Created 04-19-2016 01:58 PM
HDFS allocates space in blocks at a time and a block belongs to a file. If you have a file that takes up a partial block at the end, then that block (and its replicas) remain unfilled until an append is done to the file. If you append to the file, then the last block of the file (and its replicas) is used to hold the appended data until the block is full.
For very large files (which is mostly why people use Hadoop), having a max of <blocksize>MB (plus replicas) of space unused is not too large of a concern. For example, if you have a 99.9GB file, you would allocate 799 full blocks (at 128MB/block) and have one block that was only 20% full. That equates to about 0.1% unused space for that file.
Created 04-19-2016 02:31 PM
Emaxwell , As per my example , it will write 44MB data and it will append the data whenever the client request come back again right ?
If the client mayn't come back , the unused 84MB will be wasted or not used . Is that my understanding correct ?
Created 04-19-2016 06:26 PM
No it will not append data. Instead it will create a new block aka a new data file in Datanode local file system.
Created 04-19-2016 01:59 PM
As per design it won't wait for next 84MB data, it will directly write the 44 MB block.

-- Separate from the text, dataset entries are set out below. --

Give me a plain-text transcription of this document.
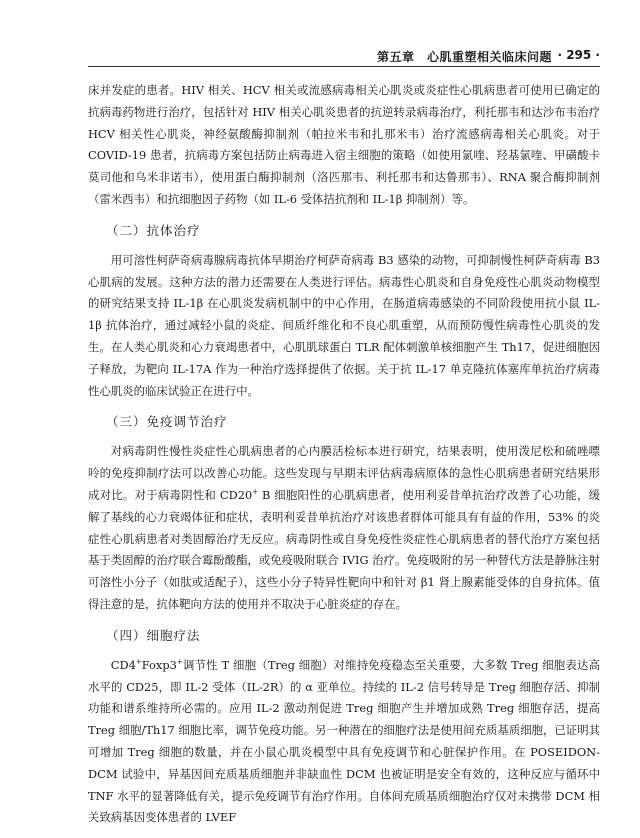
第五章　心肌重塑相关临床问题 · 295 ·

床并发症的患者。HIV 相关、HCV 相关或流感病毒相关心肌炎或炎症性心肌病患者可使用已确定的抗病毒药物进行治疗，包括针对 HIV 相关心肌炎患者的抗逆转录病毒治疗，利托那韦和达沙布韦治疗 HCV 相关性心肌炎，神经氨酸酶抑制剂（帕拉米韦和扎那米韦）治疗流感病毒相关心肌炎。对于 COVID-19 患者，抗病毒方案包括防止病毒进入宿主细胞的策略（如使用氯喹、羟基氯喹、甲磺酸卡莫司他和乌米非诺韦），使用蛋白酶抑制剂（洛匹那韦、利托那韦和达鲁那韦）、RNA 聚合酶抑制剂（雷米西韦）和抗细胞因子药物（如 IL-6 受体拮抗剂和 IL-1β 抑制剂）等。

（二）抗体治疗

用可溶性柯萨奇病毒腺病毒抗体早期治疗柯萨奇病毒 B3 感染的动物，可抑制慢性柯萨奇病毒 B3 心肌病的发展。这种方法的潜力还需要在人类进行评估。病毒性心肌炎和自身免疫性心肌炎动物模型的研究结果支持 IL-1β 在心肌炎发病机制中的中心作用，在肠道病毒感染的不同阶段使用抗小鼠 IL-1β 抗体治疗，通过减轻小鼠的炎症、间质纤维化和不良心肌重塑，从而预防慢性病毒性心肌炎的发生。在人类心肌炎和心力衰竭患者中，心肌肌球蛋白 TLR 配体刺激单核细胞产生 Th17，促进细胞因子释放，为靶向 IL-17A 作为一种治疗选择提供了依据。关于抗 IL-17 单克隆抗体塞库单抗治疗病毒性心肌炎的临床试验正在进行中。

（三）免疫调节治疗

对病毒阴性慢性炎症性心肌病患者的心内膜活检标本进行研究，结果表明，使用泼尼松和硫唑嘌呤的免疫抑制疗法可以改善心功能。这些发现与早期未评估病毒病原体的急性心肌病患者研究结果形成对比。对于病毒阴性和 CD20+ B 细胞阳性的心肌病患者，使用利妥昔单抗治疗改善了心功能，缓解了基线的心力衰竭体征和症状，表明利妥昔单抗治疗对该患者群体可能具有有益的作用，53% 的炎症性心肌病患者对类固醇治疗无反应。病毒阴性或自身免疫性炎症性心肌病患者的替代治疗方案包括基于类固醇的治疗联合霉酚酸酯，或免疫吸附联合 IVIG 治疗。免疫吸附的另一种替代方法是静脉注射可溶性小分子（如肽或适配子），这些小分子特异性靶向中和针对 β1 肾上腺素能受体的自身抗体。值得注意的是，抗体靶向方法的使用并不取决于心脏炎症的存在。

（四）细胞疗法

CD4+Foxp3+调节性 T 细胞（Treg 细胞）对维持免疫稳态至关重要，大多数 Treg 细胞表达高水平的 CD25，即 IL-2 受体（IL-2R）的 α 亚单位。持续的 IL-2 信号转导是 Treg 细胞存活、抑制功能和谱系维持所必需的。应用 IL-2 激动剂促进 Treg 细胞产生并增加成熟 Treg 细胞存活，提高 Treg 细胞/Th17 细胞比率，调节免疫功能。另一种潜在的细胞疗法是使用间充质基质细胞，已证明其可增加 Treg 细胞的数量，并在小鼠心肌炎模型中具有免疫调节和心脏保护作用。在 POSEIDON-DCM 试验中，异基因间充质基质细胞并非缺血性 DCM 也被证明是安全有效的，这种反应与循环中 TNF 水平的显著降低有关，提示免疫调节有治疗作用。自体间充质基质细胞治疗仅对未携带 DCM 相关致病基因变体患者的 LVEF
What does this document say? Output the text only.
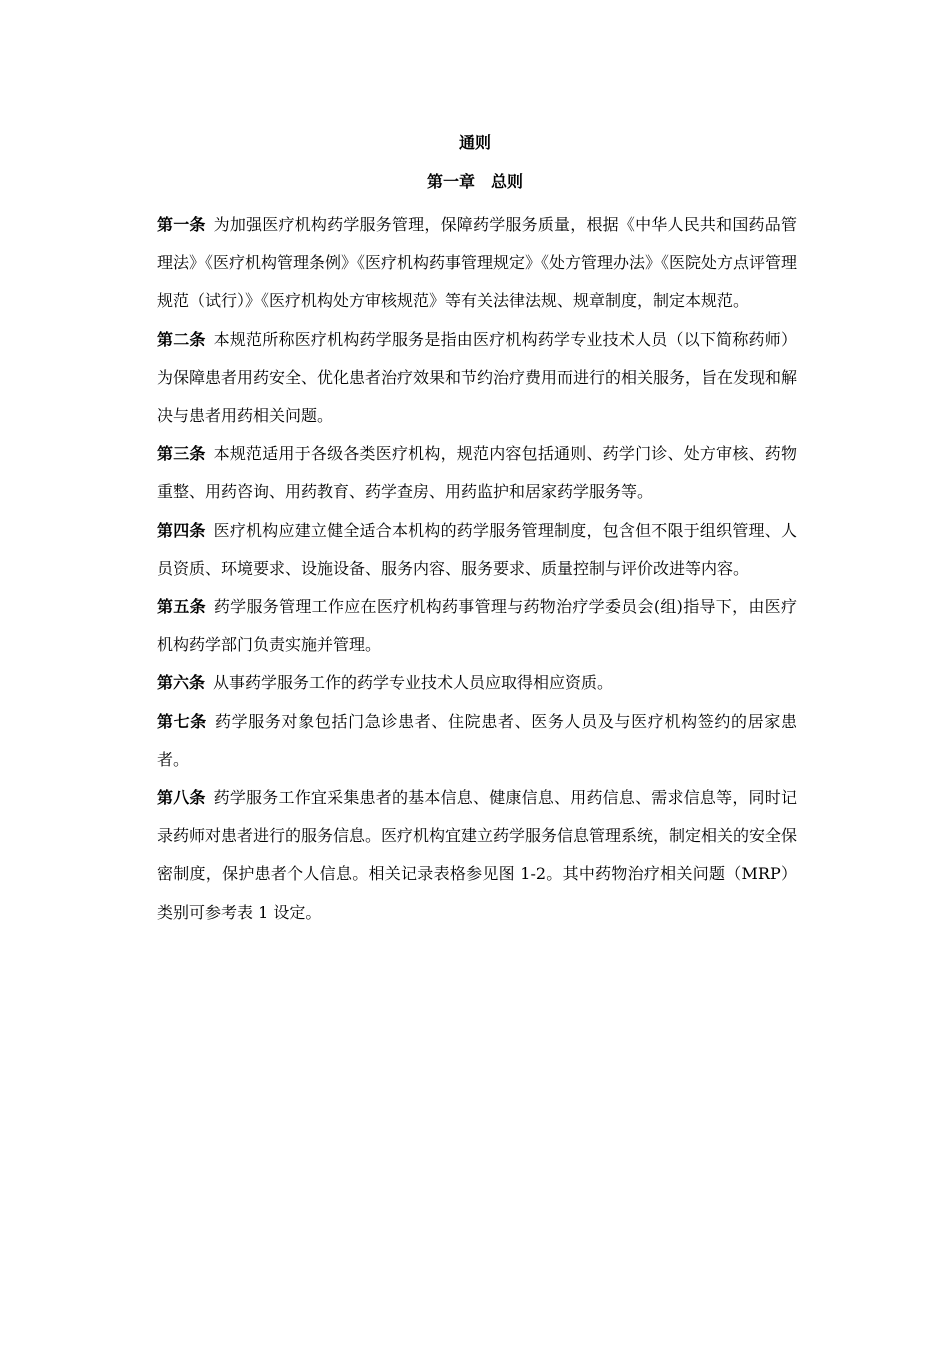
通则
第一章 总则

第一条 为加强医疗机构药学服务管理，保障药学服务质量，根据《中华人民共和国药品管理法》《医疗机构管理条例》《医疗机构药事管理规定》《处方管理办法》《医院处方点评管理规范（试行）》《医疗机构处方审核规范》等有关法律法规、规章制度，制定本规范。

第二条 本规范所称医疗机构药学服务是指由医疗机构药学专业技术人员（以下简称药师）为保障患者用药安全、优化患者治疗效果和节约治疗费用而进行的相关服务，旨在发现和解决与患者用药相关问题。

第三条 本规范适用于各级各类医疗机构，规范内容包括通则、药学门诊、处方审核、药物重整、用药咨询、用药教育、药学查房、用药监护和居家药学服务等。

第四条 医疗机构应建立健全适合本机构的药学服务管理制度，包含但不限于组织管理、人员资质、环境要求、设施设备、服务内容、服务要求、质量控制与评价改进等内容。

第五条 药学服务管理工作应在医疗机构药事管理与药物治疗学委员会(组)指导下，由医疗机构药学部门负责实施并管理。

第六条 从事药学服务工作的药学专业技术人员应取得相应资质。

第七条 药学服务对象包括门急诊患者、住院患者、医务人员及与医疗机构签约的居家患者。

第八条 药学服务工作宜采集患者的基本信息、健康信息、用药信息、需求信息等，同时记录药师对患者进行的服务信息。医疗机构宜建立药学服务信息管理系统，制定相关的安全保密制度，保护患者个人信息。相关记录表格参见图 1-2。其中药物治疗相关问题（MRP）类别可参考表 1 设定。
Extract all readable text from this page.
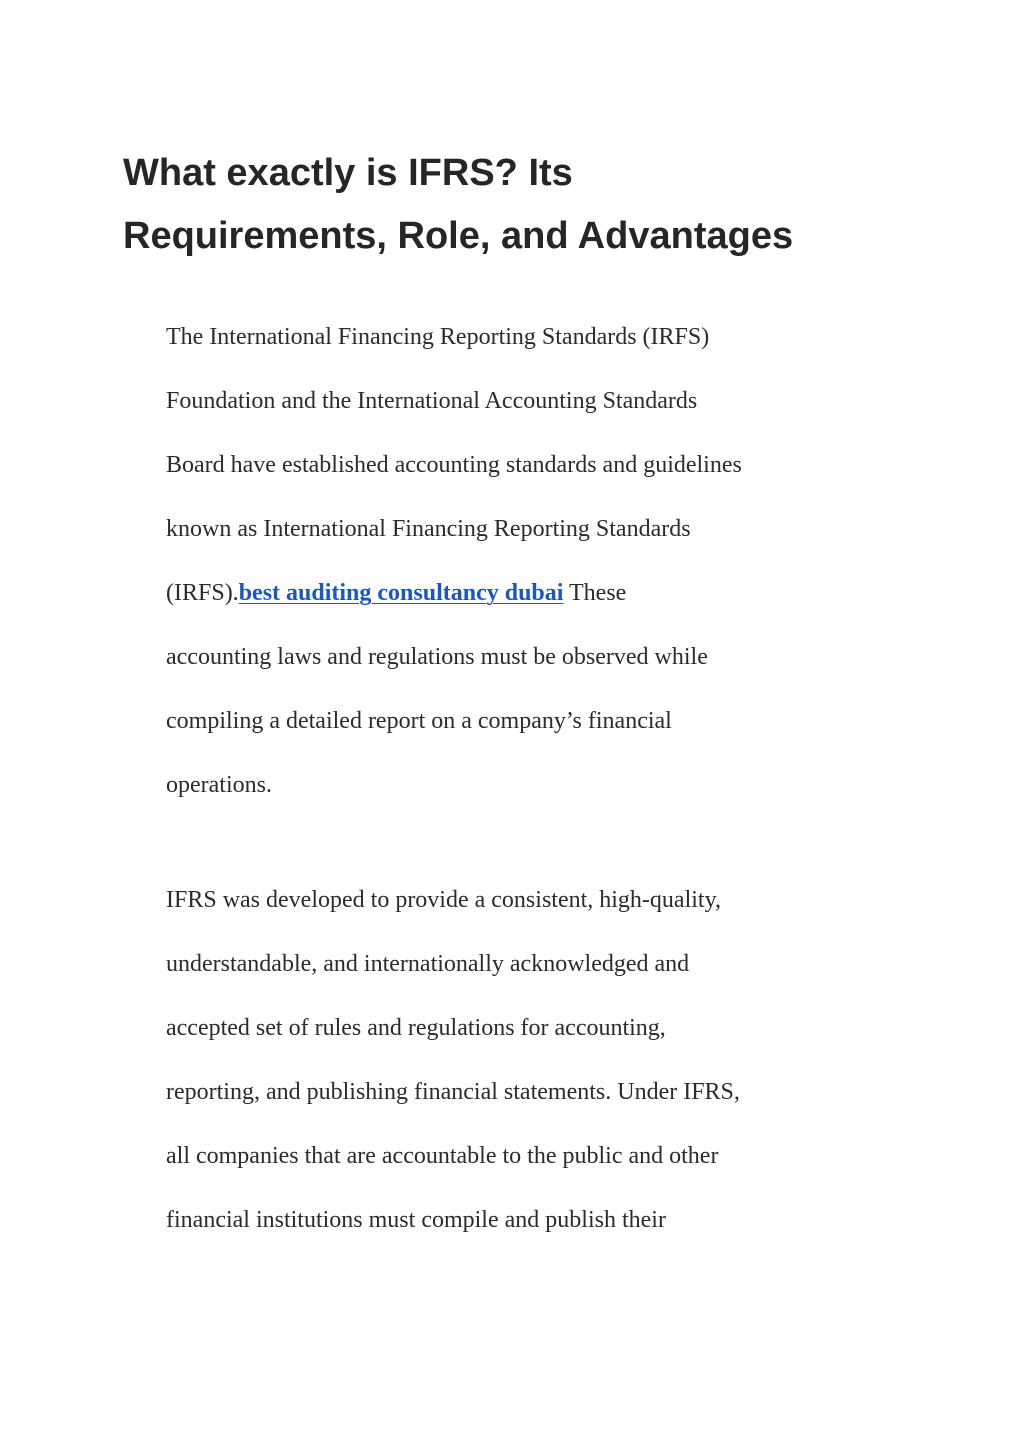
What exactly is IFRS? Its
Requirements, Role, and Advantages
The International Financing Reporting Standards (IRFS)
Foundation and the International Accounting Standards
Board have established accounting standards and guidelines
known as International Financing Reporting Standards
(IRFS).best auditing consultancy dubai These
accounting laws and regulations must be observed while
compiling a detailed report on a company’s financial
operations.
IFRS was developed to provide a consistent, high-quality,
understandable, and internationally acknowledged and
accepted set of rules and regulations for accounting,
reporting, and publishing financial statements. Under IFRS,
all companies that are accountable to the public and other
financial institutions must compile and publish their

These blocks are referred as logical entity and internally it usage underlining ext3/ext4 disk blocks to write.
Created 04-19-2016 06:23 PM
As per my understanding , whatever data comes from client , it's splits data and started to write in datanode whenever it's find the free block from datanode . It won't append any data which is left over last time . Please correct me if my understanding is wrong .
Created 04-19-2016 06:39 PM
this is kind of old, but will give you a clear picture: http://www.formhadoop.es/img/HDFS-comic.pdf
Enjoy.